Forschungsdesign

Der iff-Überschuldungsreport wird von einem Team aus Soziologen und Juristen erstellt. Er erscheint seit 2007. Für den iff-Überschuldungsreport 2014 wurden mehr als 50.000 Haushalte untersucht, für die die Schuldnerberatung in den Jahren 2004 bis zum ersten Quartal 2014 begann. Die Hauptuntersuchung ist eine Querschnittsanalyse, für die die anonymisierten Daten aus 20 Beratungsstellen in allen 16 Bundesländern ausgewertet werden. Die Daten sind prozessgeneriert; das heißt sie wurden während des Beratungsprozesses in der Schuldnerberatungsstelle mit Hilfe der Schuldnerberatungssoftware CAWIN des iff dokumentiert, zusammengefasst und für die statistischen Auswertungen aufbereitet. Bei den analysierten Haushalten handelte es sich überwiegend um nichtselbständige Überschuldete; etwa jeder zehnte Fall betraf ehemals selbständige Überschuldete, bei denen die Selbständigkeit gescheitert war. Neben der Kernanalyse werden regelmäßig Sonderuntersuchungen, zum Beispiel auf der Grundlage von Befragungen, durchgeführt.

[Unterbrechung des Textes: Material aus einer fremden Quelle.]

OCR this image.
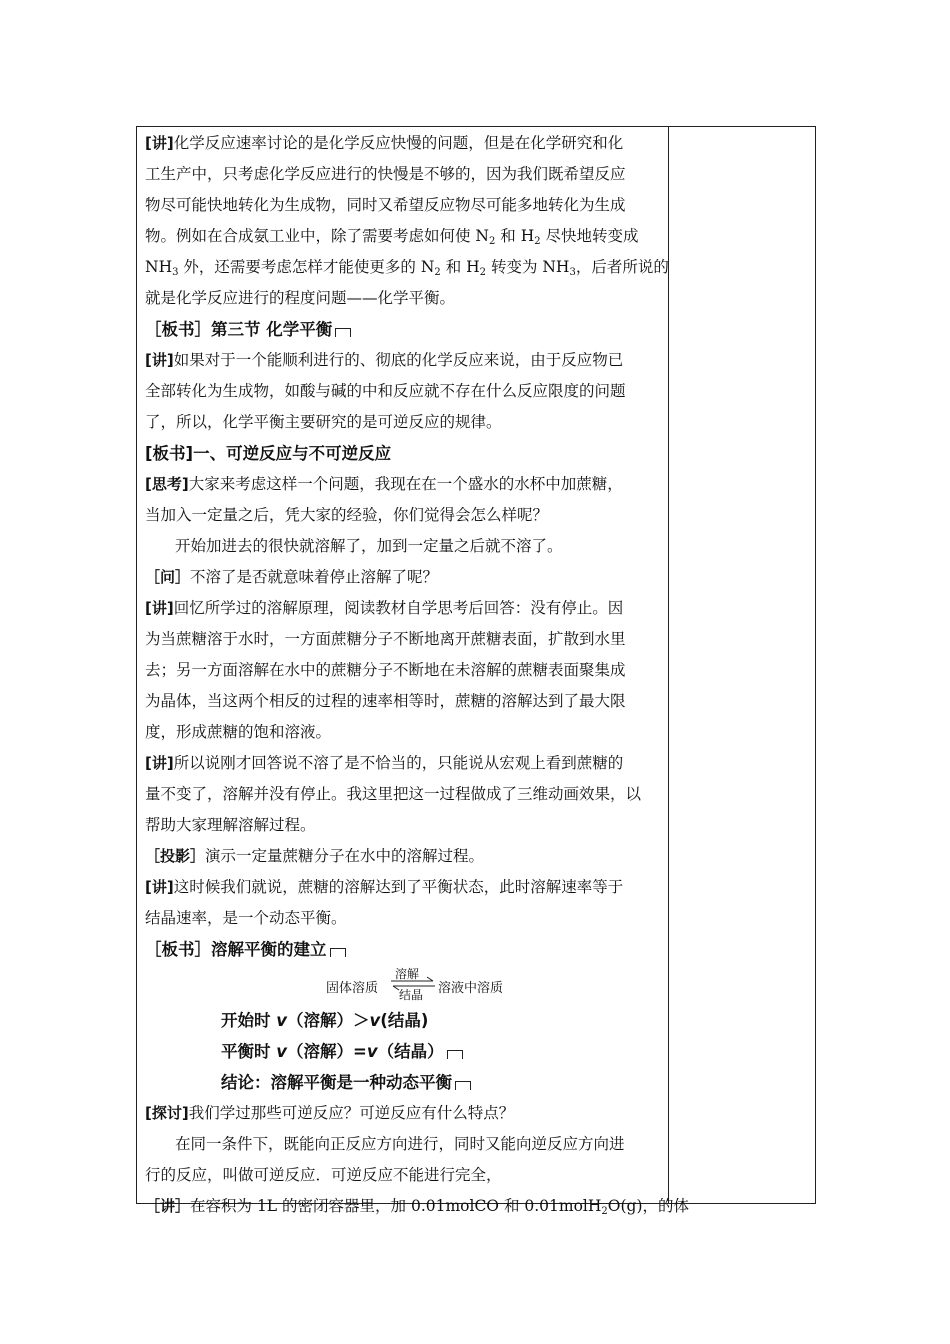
[讲]化学反应速率讨论的是化学反应快慢的问题，但是在化学研究和化
工生产中，只考虑化学反应进行的快慢是不够的，因为我们既希望反应
物尽可能快地转化为生成物，同时又希望反应物尽可能多地转化为生成
物。例如在合成氨工业中，除了需要考虑如何使 $N_2$ 和 $H_2$ 尽快地转变成
$NH_3$ 外，还需要考虑怎样才能使更多的 $N_2$ 和 $H_2$ 转变为 $NH_3$，后者所说的
就是化学反应进行的程度问题——化学平衡。
［板书］第三节 化学平衡
[讲]如果对于一个能顺利进行的、彻底的化学反应来说，由于反应物已
全部转化为生成物，如酸与碱的中和反应就不存在什么反应限度的问题
了，所以，化学平衡主要研究的是可逆反应的规律。
[板书]一、可逆反应与不可逆反应
[思考]大家来考虑这样一个问题，我现在在一个盛水的水杯中加蔗糖，
当加入一定量之后，凭大家的经验，你们觉得会怎么样呢？
开始加进去的很快就溶解了，加到一定量之后就不溶了。
［问］不溶了是否就意味着停止溶解了呢？
[讲]回忆所学过的溶解原理，阅读教材自学思考后回答：没有停止。因
为当蔗糖溶于水时，一方面蔗糖分子不断地离开蔗糖表面，扩散到水里
去；另一方面溶解在水中的蔗糖分子不断地在未溶解的蔗糖表面聚集成
为晶体，当这两个相反的过程的速率相等时，蔗糖的溶解达到了最大限
度，形成蔗糖的饱和溶液。
[讲]所以说刚才回答说不溶了是不恰当的，只能说从宏观上看到蔗糖的
量不变了，溶解并没有停止。我这里把这一过程做成了三维动画效果，以
帮助大家理解溶解过程。
［投影］演示一定量蔗糖分子在水中的溶解过程。
[讲]这时候我们就说，蔗糖的溶解达到了平衡状态，此时溶解速率等于
结晶速率，是一个动态平衡。
［板书］溶解平衡的建立
固体溶质
溶解
结晶 溶液中溶质
开始时 v（溶解）＞v(结晶)
平衡时 v（溶解）=v（结晶）
结论：溶解平衡是一种动态平衡
[探讨]我们学过那些可逆反应？可逆反应有什么特点？
在同一条件下，既能向正反应方向进行，同时又能向逆反应方向进
行的反应，叫做可逆反应．可逆反应不能进行完全，
［讲］在容积为 1L 的密闭容器里，加 0.01molCO 和 0.01molH$_2$O(g)，的体
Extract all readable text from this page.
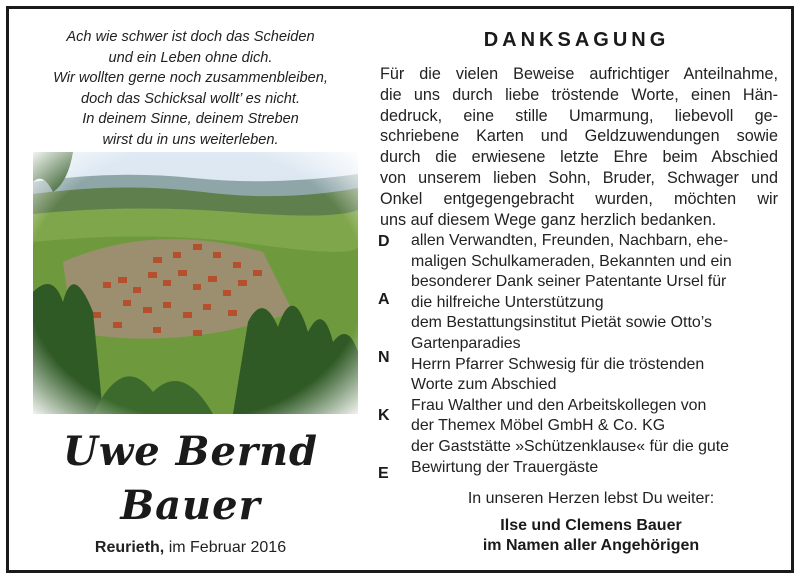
Ach wie schwer ist doch das Scheiden
und ein Leben ohne dich.
Wir wollten gerne noch zusammenbleiben,
doch das Schicksal wollt’ es nicht.
In deinem Sinne, deinem Streben
wirst du in uns weiterleben.
Uwe Bernd
Bauer
Reurieth, im Februar 2016
DANKSAGUNG
Für die vielen Beweise aufrichtiger Anteilnahme,
die uns durch liebe tröstende Worte, einen Hän-
dedruck, eine stille Umarmung, liebevoll ge-
schriebene Karten und Geldzuwendungen sowie
durch die erwiesene letzte Ehre beim Abschied
von unserem lieben Sohn, Bruder, Schwager und
Onkel entgegengebracht wurden, möchten wir
uns auf diesem Wege ganz herzlich bedanken.
D
A
N
K
E
allen Verwandten, Freunden, Nachbarn, ehe-
maligen Schulkameraden, Bekannten und ein
besonderer Dank seiner Patentante Ursel für
die hilfreiche Unterstützung
dem Bestattungsinstitut Pietät sowie Otto’s
Gartenparadies
Herrn Pfarrer Schwesig für die tröstenden
Worte zum Abschied
Frau Walther und den Arbeitskollegen von
der Themex Möbel GmbH & Co. KG
der Gaststätte »Schützenklause« für die gute
Bewirtung der Trauergäste
In unseren Herzen lebst Du weiter:
Ilse und Clemens Bauer
im Namen aller Angehörigen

Hinweis: Auf Grund einer im Vergleich zu den Vorjahren veränderten Datengrundlage (Veränderungen bei den teilnehmenden Beratungsstellen und Brutto-Betrachtung der Schuldenhöhe) sind die Auswertungen nicht mit denjenigen der Reporte aus den Vorjahren kongruent. Die für den Report 2014 erstellten Zeitreihen erfolgen jedoch auf einer einheitlichen Datenbasis, so dass die Vergleichbarkeit innerhalb dieser Studie gewährleistet ist.